If `mlflow.start_run()` is called inside the training loop without proper context management, a new MLflow run is created on each epoch. The UI would only surface the most recently active or completed run, making it appear that only the final metric was logged. Option A is false; `mlflow.log_metric` fully supports the `step` parameter for time-series metrics. Option C is incorrect; `loss.item()` returns a Python float, not an integer — it does not truncate values.

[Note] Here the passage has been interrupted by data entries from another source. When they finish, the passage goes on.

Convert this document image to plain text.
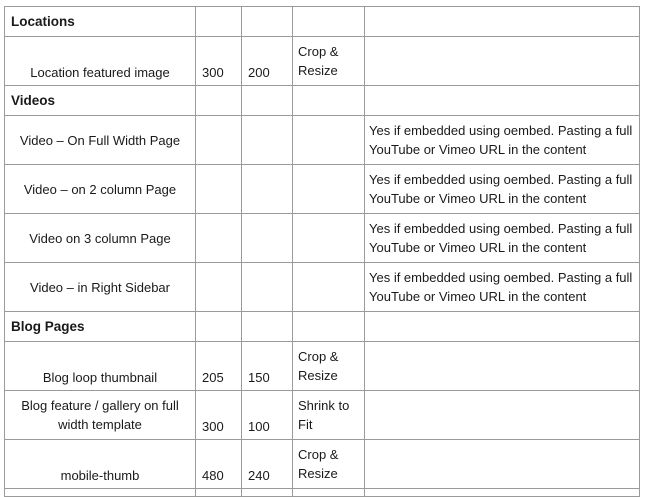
Locations				
Location featured image	300	200	Crop & Resize	
Videos				
Video – On Full Width Page				Yes if embedded using oembed. Pasting a full YouTube or Vimeo URL in the content
Video – on 2 column Page				Yes if embedded using oembed. Pasting a full YouTube or Vimeo URL in the content
Video on 3 column Page				Yes if embedded using oembed. Pasting a full YouTube or Vimeo URL in the content
Video – in Right Sidebar				Yes if embedded using oembed. Pasting a full YouTube or Vimeo URL in the content
Blog Pages				
Blog loop thumbnail	205	150	Crop & Resize	
Blog feature / gallery on full width template	300	100	Shrink to Fit	
mobile-thumb	480	240	Crop & Resize	
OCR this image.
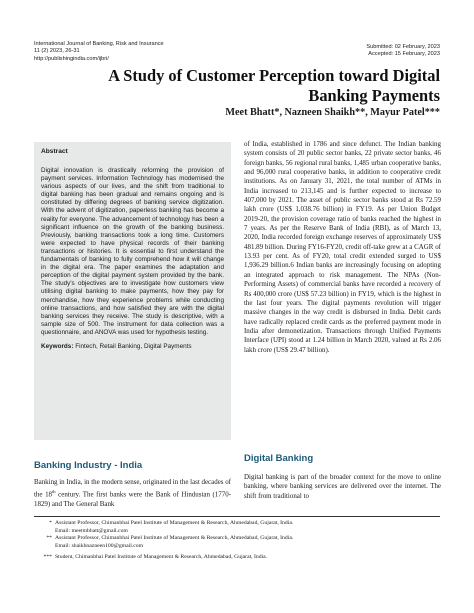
International Journal of Banking, Risk and Insurance
11 (2) 2023, 26-31
http://publishingindia.com/ijbri/
Submitted: 02 February, 2023
Accepted: 15 February, 2023
A Study of Customer Perception toward Digital
Banking Payments
Meet Bhatt*, Nazneen Shaikh**, Mayur Patel***
Abstract

Digital innovation is drastically reforming the provision of payment services. Information Technology has modernised the various aspects of our lives, and the shift from traditional to digital banking has been gradual and remains ongoing and is constituted by differing degrees of banking service digitization. With the advent of digitization, paperless banking has become a reality for everyone. The advancement of technology has been a significant influence on the growth of the banking business. Previously, banking transactions took a long time. Customers were expected to have physical records of their banking transactions or histories. It is essential to first understand the fundamentals of banking to fully comprehend how it will change in the digital era. The paper examines the adaptation and perception of the digital payment system provided by the bank. The study's objectives are to investigate how customers view utilising digital banking to make payments, how they pay for merchandise, how they experience problems while conducting online transactions, and how satisfied they are with the digital banking services they receive. The study is descriptive, with a sample size of 500. The instrument for data collection was a questionnaire, and ANOVA was used for hypothesis testing.

Keywords: Fintech, Retail Banking, Digital Payments

Banking Industry - India

Banking in India, in the modern sense, originated in the last decades of the 18th century. The first banks were the Bank of Hindustan (1770-1829) and The General Bank

of India, established in 1786 and since defunct. The Indian banking system consists of 20 public sector banks, 22 private sector banks, 46 foreign banks, 56 regional rural banks, 1,485 urban cooperative banks, and 96,000 rural cooperative banks, in addition to cooperative credit institutions. As on January 31, 2021, the total number of ATMs in India increased to 213,145 and is further expected to increase to 407,000 by 2021. The asset of public sector banks stood at Rs 72.59 lakh crore (US$ 1,038.76 billion) in FY19. As per Union Budget 2019-20, the provision coverage ratio of banks reached the highest in 7 years. As per the Reserve Bank of India (RBI), as of March 13, 2020, India recorded foreign exchange reserves of approximately US$ 481.89 billion. During FY16-FY20, credit off-take grew at a CAGR of 13.93 per cent. As of FY20, total credit extended surged to US$ 1,936.29 billion.6 Indian banks are increasingly focusing on adopting an integrated approach to risk management. The NPAs (Non-Performing Assets) of commercial banks have recorded a recovery of Rs 400,000 crore (US$ 57.23 billion) in FY19, which is the highest in the last four years. The digital payments revolution will trigger massive changes in the way credit is disbursed in India. Debit cards have radically replaced credit cards as the preferred payment mode in India after demonetization. Transactions through Unified Payments Interface (UPI) stood at 1.24 billion in March 2020, valued at Rs 2.06 lakh crore (US$ 29.47 billion).

Digital Banking

Digital banking is part of the broader context for the move to online banking, where banking services are delivered over the internet. The shift from traditional to

* Assistant Professor, Chimanbhai Patel Institute of Management & Research, Ahmedabad, Gujarat, India.
Email: meetmbhatt@gmail.com
** Assistant Professor, Chimanbhai Patel Institute of Management & Research, Ahmedabad, Gujarat, India.
Email: shaikhnazneen100@gmail.com
*** Student, Chimanbhai Patel Institute of Management & Research, Ahmedabad, Gujarat, India.
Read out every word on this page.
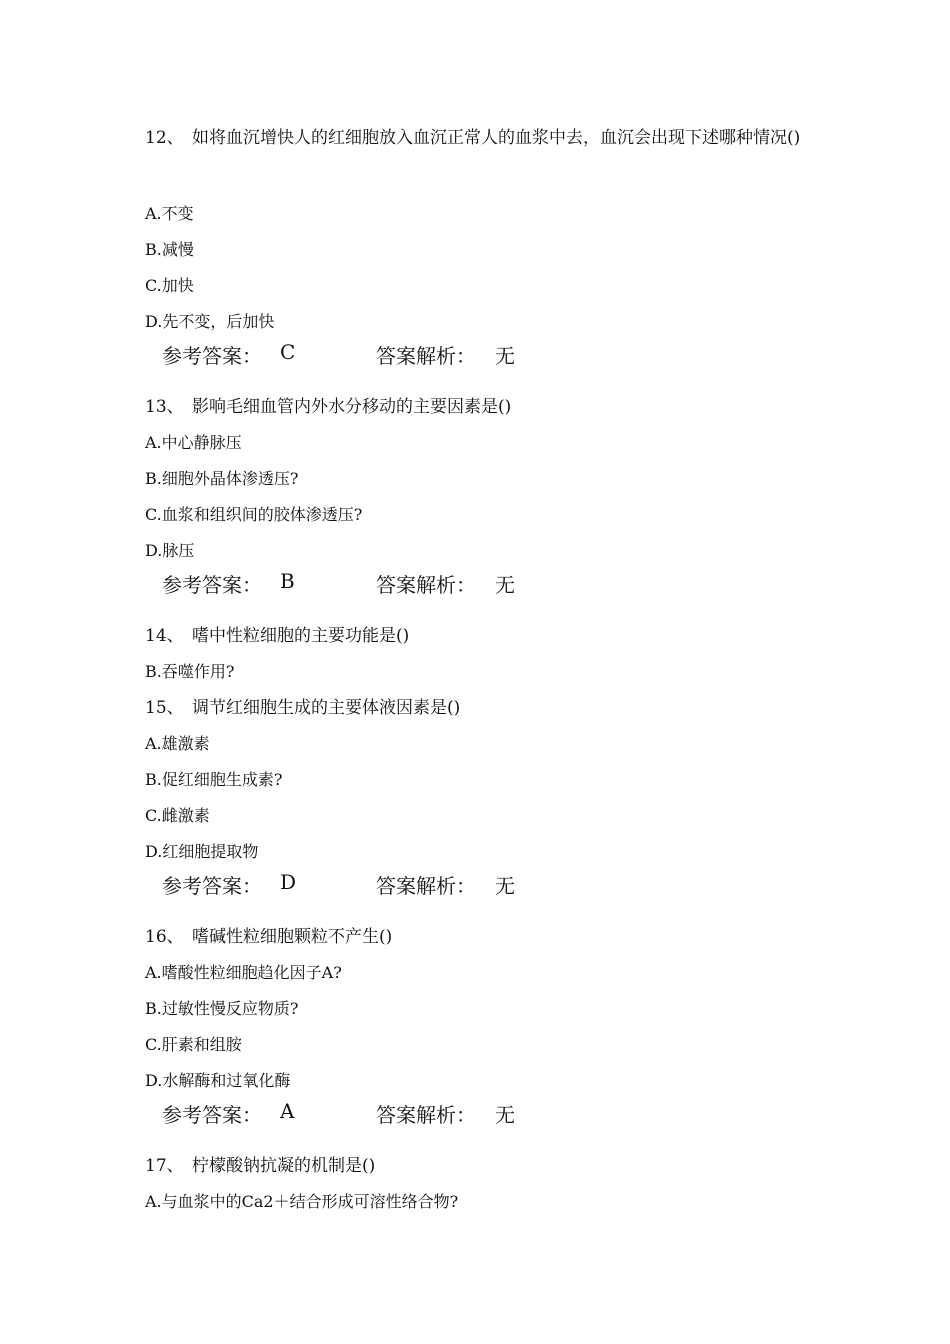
12、 如将血沉增快人的红细胞放入血沉正常人的血浆中去，血沉会出现下述哪种情况()
A.不变
B.减慢
C.加快
D.先不变，后加快
参考答案： C	答案解析： 无
13、 影响毛细血管内外水分移动的主要因素是()
A.中心静脉压
B.细胞外晶体渗透压?
C.血浆和组织间的胶体渗透压?
D.脉压
参考答案： B	答案解析： 无
14、 嗜中性粒细胞的主要功能是()
B.吞噬作用?
15、 调节红细胞生成的主要体液因素是()
A.雄激素
B.促红细胞生成素?
C.雌激素
D.红细胞提取物
参考答案： D	答案解析： 无
16、 嗜碱性粒细胞颗粒不产生()
A.嗜酸性粒细胞趋化因子A?
B.过敏性慢反应物质?
C.肝素和组胺
D.水解酶和过氧化酶
参考答案： A	答案解析： 无
17、 柠檬酸钠抗凝的机制是()
A.与血浆中的Ca2＋结合形成可溶性络合物?
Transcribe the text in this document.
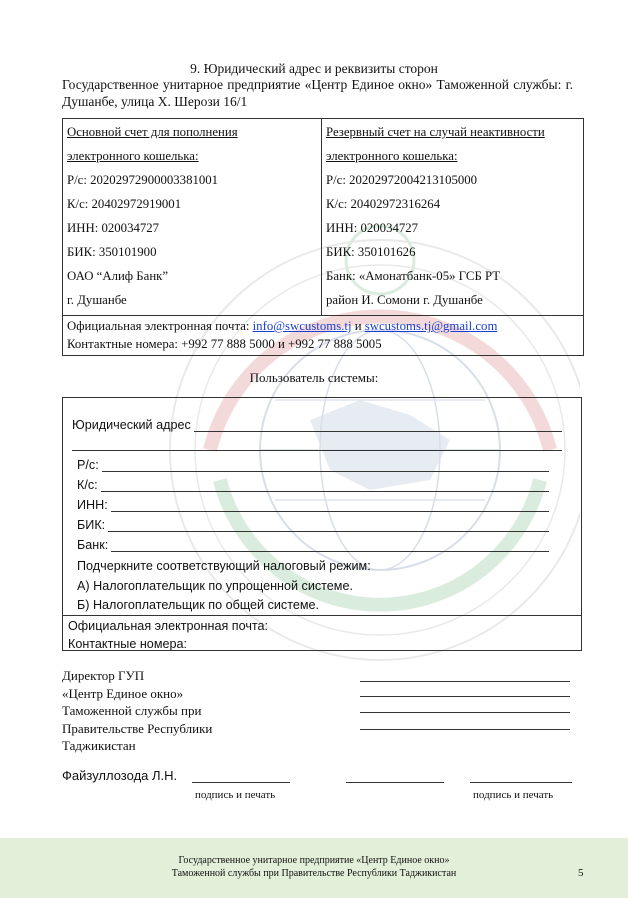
9. Юридический адрес и реквизиты сторон
Государственное унитарное предприятие «Центр Единое окно» Таможенной службы: г. Душанбе, улица Х. Шерози 16/1
Основной счет для пополнения
электронного кошелька:
Р/с: 20202972900003381001
К/с: 20402972919001
ИНН: 020034727
БИК: 350101900
ОАО “Алиф Банк”
г. Душанбе

Резервный счет на случай неактивности
электронного кошелька:
Р/с: 20202972004213105000
К/с: 20402972316264
ИНН: 020034727
БИК: 350101626
Банк: «Амонатбанк-05» ГСБ РТ
район И. Сомони г. Душанбе

Официальная электронная почта: info@swcustoms.tj и swcustoms.tj@gmail.com
Контактные номера: +992 77 888 5000 и +992 77 888 5005
Пользователь системы:
Юридический адрес
Р/с:
К/с:
ИНН:
БИК:
Банк:
Подчеркните соответствующий налоговый режим:
А) Налогоплательщик по упрощенной системе.
Б) Налогоплательщик по общей системе.
Официальная электронная почта:
Контактные номера:
Директор ГУП
«Центр Единое окно»
Таможенной службы при
Правительстве Республики
Таджикистан
Файзуллозода Л.Н.
подпись и печать	подпись и печать
Государственное унитарное предприятие «Центр Единое окно»
Таможенной службы при Правительстве Республики Таджикистан	5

Option D is plausible but misleading; PyTorch autologging does not automatically overwrite manual `log_metric` calls within the same run, and the described symptom (only one run visible) points to multiple runs being created.

5. A data scientist is training a scikit-learn model on a Databricks cluster. The dataset is small enough to fit entirely in the driver's memory, and no distributed processing is needed. Which of the following statements BEST describes the appropriate cluster configuration for this workload?

  • A. Use a single-node cluster with no worker nodes, since scikit-learn runs on the driver and does not utilize Spark workers.✓ Correct
  • B. Use a cluster with at least 4 worker nodes to ensure parallel model training across executors.
  • C. Use a GPU-enabled multi-node cluster, because scikit-learn automatically leverages CUDA for faster training.
  • D. Use a cluster with autoscaling enabled and a minimum of 2 workers, so Spark can distribute the training data.
Explanation

Scikit-learn is a single-node library that runs entirely on the driver node and does not distribute computation across Spark workers. For small datasets, a single-node cluster (driver only, zero workers) is sufficient and cost-effective. Option B is wrong because scikit-learn cannot distribute model training to Spark executors. Option C is wrong because scikit-learn does not natively support CUDA/GPU acceleration. Option D is wrong for the same reason as B — autoscaling workers provides no benefit for scikit-learn training.